Most hallway talk in a work environment isn't too notable.
This wasn't your average passing by.
Polian's message: When you make the Hall of Fame, I'll be there.
Harrison was rattled.
"I didn't know what he was talking about," Harrison recalls about the first "Hall of Fame" prediction he had ever heard for him.
"I just kept walking my way and he kept walking his way. And I was like, 'What is he talking about?'
"Myself, personally, I never really had an idea."
For Harrison, his aspirations were rather simple.
"Every week, no matter what I did the week before, I wanted to play a little better."
Slight improvements, week-after-week, over the course of 13 seasons in Indianapolis has taken Harrison to another home---Canton, Ohio.
On Saturday night, Harrison will become the first player in Indianapolis Colts' history to enter the Pro Football Hall of Fame, having spent his entire career in the Circle City.
The fans of Indianapolis will be a major theme in Harrison's induction speech on Saturday.
"I think we have the best fans in all of football," Harrison said on a Friday, in an un-Marvin-like 45-minute media session from Canton.
"From when I got off the plane in 1996, to what the city has grown to now…no other team that I would want to play for."
When Harrison received the Hall of Fame call back in January, he knew exactly where the next call was going.
Jim Irsay has done so much for Harrison and it's why the Colts Owner slipped on the gold jacket to No. 88's shoulders on Thursday, and will present the seven-time Pro Bowler into the Hall of Fame on Saturday.
"It was pretty important," Harrison said of wanting Irsay to present him.
"All that Mr. Irsay has done for the city of Indianapolis, all he's done for myself, my family is pretty important, pretty special. He did everything he had to do to help his team win. Whatever we needed, he gave us. When I got in, I called Mr. Irsay, 'Thanks for all you have done for me. I wanted you to be the first one to know that I got accepted into the Hall of Fame.'"
This week in Canton has provided Harrison the chance to reminisce a bit.
Even Tony Dungy has noticed a more "exuberant, outgoing" Harrison in Canton.
Harrison can't wait to return to Indianapolis in November for even more recollection at the team's Super Bowl XLI reunion.
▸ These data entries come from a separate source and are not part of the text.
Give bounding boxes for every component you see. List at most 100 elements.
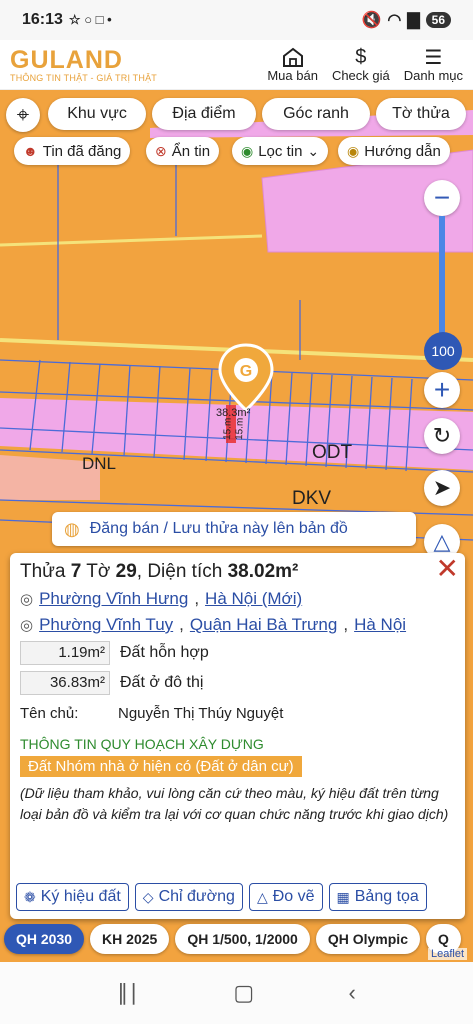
tab-kh-2025[interactable]: KH 2025 (90, 924, 170, 954)
close-circle-icon: ⊗ (155, 142, 167, 159)
tab-qh-1-500[interactable]: QH 1/500, 1/2000 (175, 924, 310, 954)
address-new: ◎ Phường Vĩnh Hưng, Hà Nội (Mới) (20, 589, 303, 609)
sheet-number: 29 (115, 561, 137, 582)
city-link[interactable]: Hà Nội (354, 615, 406, 635)
refresh-icon: ↻ (432, 423, 452, 448)
post-banner-label: Đăng bán / Lưu thửa này lên bản đồ (89, 520, 348, 537)
menu-icon: ☰ (424, 46, 443, 69)
plus-icon: + (433, 374, 451, 405)
land-use-type: Đất hỗn hợp (120, 644, 209, 661)
close-icon[interactable]: ✕ (436, 555, 459, 583)
zoom-in-button[interactable]: + (424, 372, 460, 408)
ward-link[interactable]: Phường Vĩnh Hưng (39, 589, 188, 609)
pin-icon: ◉ (241, 142, 254, 159)
navigation-arrow-icon: ➤ (432, 475, 452, 500)
action-label: Chỉ đường (158, 888, 235, 905)
header-nav: Mua bán $ Check giá ☰ Danh mục (267, 46, 473, 84)
directions-button[interactable]: ◇ Chỉ đường (134, 883, 243, 911)
zoom-out-button[interactable]: − (424, 180, 460, 216)
zone-dnl-label: DNL (82, 454, 116, 473)
back-icon[interactable]: ‹ (349, 980, 356, 1006)
land-symbol-button[interactable]: ❁ Ký hiệu đất (16, 883, 129, 911)
chip-label: Ẩn tin (171, 142, 211, 160)
system-nav-bar: ∥∣ ▢ ‹ (0, 962, 473, 1024)
logo-text: GULAND (10, 45, 123, 74)
minus-icon: − (433, 182, 451, 213)
land-use-row: 36.83m² Đất ở đô thị (20, 671, 455, 695)
measure-draw-button[interactable]: △ Đo vẽ (248, 883, 323, 911)
face-icon: ☻ (23, 143, 38, 159)
clock: 16:13 (22, 11, 63, 28)
location-pin-icon: ◎ (20, 617, 34, 634)
chip-khu-vuc[interactable]: Khu vực (48, 98, 146, 130)
nav-check-gia[interactable]: $ Check giá (331, 46, 390, 84)
nav-label: Danh mục (403, 68, 463, 83)
svg-text:G: G (240, 363, 252, 380)
home-icon[interactable]: ▢ (233, 980, 254, 1006)
plan-type-badge: Đất Nhóm nhà ở hiện có (Đất ở dân cư) (20, 756, 302, 777)
ward-link[interactable]: Phường Vĩnh Tuy (39, 615, 173, 635)
palette-icon: ❁ (24, 888, 36, 905)
tab-qh-olympic[interactable]: QH Olympic (315, 924, 420, 954)
chip-label: Tin đã đăng (42, 142, 122, 160)
recent-apps-icon[interactable]: ∥∣ (117, 980, 139, 1006)
nav-label: Mua bán (267, 68, 318, 83)
battery-indicator: 56 (425, 12, 451, 28)
play-circle-icon: ◉ (347, 142, 360, 159)
post-parcel-banner[interactable]: ◍ Đăng bán / Lưu thửa này lên bản đồ (52, 512, 416, 546)
navigate-button[interactable]: ➤ (424, 470, 460, 506)
house-icon (281, 46, 305, 68)
action-label: Ký hiệu đất (40, 888, 121, 905)
land-use-area: 36.83m² (20, 671, 110, 695)
district-link[interactable]: Quận Hai Bà Trưng (190, 615, 337, 635)
chip-dia-diem[interactable]: Địa điểm (152, 98, 256, 130)
chip-tin-da-dang[interactable]: ☻ Tin đã đăng (14, 137, 131, 165)
nav-mua-ban[interactable]: Mua bán (267, 46, 318, 83)
guland-logo[interactable]: GULAND THÔNG TIN THẬT - GIÁ TRỊ THẬT (0, 47, 240, 83)
tab-qh-2030[interactable]: QH 2030 (4, 924, 85, 954)
signal-icon: ▇ (407, 12, 420, 29)
disclaimer-text: (Dữ liệu tham khảo, vui lòng căn cứ theo… (20, 785, 449, 822)
triangle-ruler-icon: △ (256, 888, 268, 905)
chip-to-thua[interactable]: Tờ thửa (376, 98, 466, 130)
parcel-number: 7 (70, 561, 82, 582)
land-use-row: 1.19m² Đất hỗn hợp (20, 641, 455, 665)
chip-goc-ranh[interactable]: Góc ranh (262, 98, 370, 130)
crosshair-icon: ⌖ (16, 102, 30, 127)
location-pin-icon: ◎ (20, 591, 34, 608)
directions-icon: ◇ (142, 888, 154, 905)
app-header: GULAND THÔNG TIN THẬT - GIÁ TRỊ THẬT Mua… (0, 40, 473, 90)
nav-danh-muc[interactable]: ☰ Danh mục (403, 46, 463, 84)
dim-label-2: 15.m (234, 417, 246, 440)
address-old: ◎ Phường Vĩnh Tuy, Quận Hai Bà Trưng, Hà… (20, 615, 407, 635)
action-label: Đo vẽ (272, 888, 315, 905)
triangle-ruler-icon: △ (433, 529, 451, 554)
zoom-slider-track[interactable] (439, 216, 445, 336)
plan-info-title: THÔNG TIN QUY HOẠCH XÂY DỰNG (20, 736, 264, 752)
parcel-info-panel: ✕ Thửa 7 Tờ 29, Diện tích 38.02m² ◎ Phườ… (10, 553, 465, 919)
chip-loc-tin[interactable]: ◉ Lọc tin ⌄ (232, 137, 329, 165)
locate-me-button[interactable]: ⌖ (6, 98, 40, 132)
panel-actions: ❁ Ký hiệu đất ◇ Chỉ đường △ Đo vẽ ▦ Bảng… (16, 883, 427, 911)
zone-odt-label: ODT (312, 442, 353, 463)
land-use-area: 1.19m² (20, 641, 110, 665)
city-link[interactable]: Hà Nội (Mới) (205, 589, 302, 609)
zone-dkv-label: DKV (292, 488, 331, 509)
zoom-level-indicator[interactable]: 100 (424, 332, 462, 370)
leaflet-attribution[interactable]: Leaflet (427, 948, 467, 960)
plan-tabs: QH 2030 KH 2025 QH 1/500, 1/2000 QH Olym… (4, 924, 461, 954)
nav-label: Check giá (331, 68, 390, 83)
owner-row: Tên chủ: Nguyễn Thị Thúy Nguyệt (20, 705, 455, 722)
mute-icon: 🔇 (361, 12, 382, 29)
chip-an-tin[interactable]: ⊗ Ẩn tin (146, 137, 220, 165)
sheet-label: Tờ (86, 561, 111, 582)
table-icon: ▦ (336, 888, 350, 905)
parcel-title: Thửa 7 Tờ 29, Diện tích 38.02m² (20, 561, 455, 583)
refresh-button[interactable]: ↻ (424, 418, 460, 454)
status-bar: 16:13 ☆ ○ □ • 🔇 ◠ ▇ 56 (0, 0, 473, 40)
coordinates-table-button[interactable]: ▦ Bảng tọa (328, 883, 427, 911)
chevron-down-icon: ⌄ (307, 142, 320, 159)
area-label: 38.3m² (216, 407, 251, 419)
dim-label-1: 15.m (222, 417, 234, 440)
chip-huong-dan[interactable]: ◉ Hướng dẫn (338, 137, 450, 165)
"This morning I was thinking about how good of a group of guys we had in our locker room," Harrison said on Friday. "I would spend time in just about every position (room) there. During a week, I would hang out with the offensive linemen. I would go down there and mess with Howard Mudd, mess with those guys on breaks. Then on days off, I would go hang out with (defensive lineman) Ellis Johnson on his farm. That was something new to me. On Friday, I would go with the defensive backs after practice and play the goal post game.
"I had a great time with a lot of group of guys and I think more than anything Tony brought that to the team---a family."
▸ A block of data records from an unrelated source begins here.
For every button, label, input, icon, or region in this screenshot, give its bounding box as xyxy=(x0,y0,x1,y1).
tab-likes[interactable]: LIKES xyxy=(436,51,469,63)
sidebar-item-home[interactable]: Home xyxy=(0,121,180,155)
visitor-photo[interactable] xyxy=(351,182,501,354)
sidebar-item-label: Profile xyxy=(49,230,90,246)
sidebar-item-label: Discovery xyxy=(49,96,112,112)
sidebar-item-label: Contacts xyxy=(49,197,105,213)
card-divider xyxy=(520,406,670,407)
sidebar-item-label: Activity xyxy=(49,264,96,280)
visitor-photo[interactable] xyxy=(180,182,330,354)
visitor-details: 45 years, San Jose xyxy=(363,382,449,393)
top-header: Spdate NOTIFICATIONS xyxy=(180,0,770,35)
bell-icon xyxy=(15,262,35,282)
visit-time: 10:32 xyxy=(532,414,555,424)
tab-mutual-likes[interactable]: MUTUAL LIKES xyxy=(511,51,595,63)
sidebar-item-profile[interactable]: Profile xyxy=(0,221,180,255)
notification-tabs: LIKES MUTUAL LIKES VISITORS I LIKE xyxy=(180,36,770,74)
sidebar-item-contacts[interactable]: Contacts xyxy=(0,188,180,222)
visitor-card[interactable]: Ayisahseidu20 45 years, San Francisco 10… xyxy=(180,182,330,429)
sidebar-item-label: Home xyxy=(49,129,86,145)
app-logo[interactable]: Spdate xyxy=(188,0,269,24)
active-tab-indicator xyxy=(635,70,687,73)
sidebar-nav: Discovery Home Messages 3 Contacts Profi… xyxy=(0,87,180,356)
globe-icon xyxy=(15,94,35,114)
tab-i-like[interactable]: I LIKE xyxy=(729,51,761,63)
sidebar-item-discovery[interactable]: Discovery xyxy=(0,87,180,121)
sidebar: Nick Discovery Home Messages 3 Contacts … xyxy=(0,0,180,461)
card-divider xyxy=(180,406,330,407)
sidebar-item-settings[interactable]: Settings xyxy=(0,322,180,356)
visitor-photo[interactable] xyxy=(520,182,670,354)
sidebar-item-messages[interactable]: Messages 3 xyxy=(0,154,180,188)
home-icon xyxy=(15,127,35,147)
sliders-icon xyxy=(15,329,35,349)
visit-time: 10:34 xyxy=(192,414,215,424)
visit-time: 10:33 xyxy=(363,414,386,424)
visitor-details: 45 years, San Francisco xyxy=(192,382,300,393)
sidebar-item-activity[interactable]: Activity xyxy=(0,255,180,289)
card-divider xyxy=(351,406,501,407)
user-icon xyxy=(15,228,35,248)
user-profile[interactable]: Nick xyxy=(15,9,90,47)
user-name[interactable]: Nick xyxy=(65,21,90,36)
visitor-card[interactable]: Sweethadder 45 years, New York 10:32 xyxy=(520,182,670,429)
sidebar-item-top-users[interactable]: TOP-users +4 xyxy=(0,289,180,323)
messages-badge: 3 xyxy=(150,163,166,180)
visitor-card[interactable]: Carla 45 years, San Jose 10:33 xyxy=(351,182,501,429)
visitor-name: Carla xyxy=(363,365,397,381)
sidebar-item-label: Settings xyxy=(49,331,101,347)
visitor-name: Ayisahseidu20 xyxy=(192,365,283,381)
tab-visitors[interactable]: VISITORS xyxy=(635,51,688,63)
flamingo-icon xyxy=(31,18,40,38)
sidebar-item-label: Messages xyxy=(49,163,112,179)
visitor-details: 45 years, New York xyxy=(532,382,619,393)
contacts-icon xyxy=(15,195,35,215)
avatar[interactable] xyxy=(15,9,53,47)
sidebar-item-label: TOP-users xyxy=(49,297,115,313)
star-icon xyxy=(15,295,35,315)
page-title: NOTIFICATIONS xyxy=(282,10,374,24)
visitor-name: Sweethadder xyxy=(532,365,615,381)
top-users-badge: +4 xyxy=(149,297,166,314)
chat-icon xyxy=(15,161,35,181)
A look inside the Pro Football Hall of Fame.
Dungy has set the over/under on Harrison's enshrinement speech Saturday night at nine minutes.
In true Harrison fashion, the man who embodied practice like no other has had sufficient preparation for Saturday night.
A few nerves will be there for Harrison but he even joked that if a groove is found, the 25-minute mark might be in jeopardy.
"It's an opportunity to share a couple of things that I wanted to express to the fans and family that I wanted to do for years," Harrison said of Saturday's speech to begin the Class of 2016 inductees.
"I even took a walk-through at the stadium yesterday. I wanted to see where it is, how far the stage is, where the lights are going to be. I always want to prepare myself."
Saturday night, Canton will welcome a kid who grew up playing the game of football in a two-hand touch setting on the streets of Philly.
Primarily a high school running back, Harrison moved to wide receiver at Syracuse, because there's where the best chance for playing time was on the Orange's depth chart.
The Colts, despite zero draft communication with Harrison, took him 19th overall in 1996.
Some 13 years later, Harrison shut the door on a career that drew the attention of those in Canton.
To most, Harrison is known as a Hall of Famer.
To the kids back at Harrison's high school, Roman Catholic High School in Pennsylvania, he's simply "Coach Harrison."
Coach. Hall of Famer. No. 88.
Call Harrison what you want.
He's perfectly content with how his professional career unfolded.
"More importantly," Harrison says, "I wanted to play for one team my entire career. That's what I was able to do."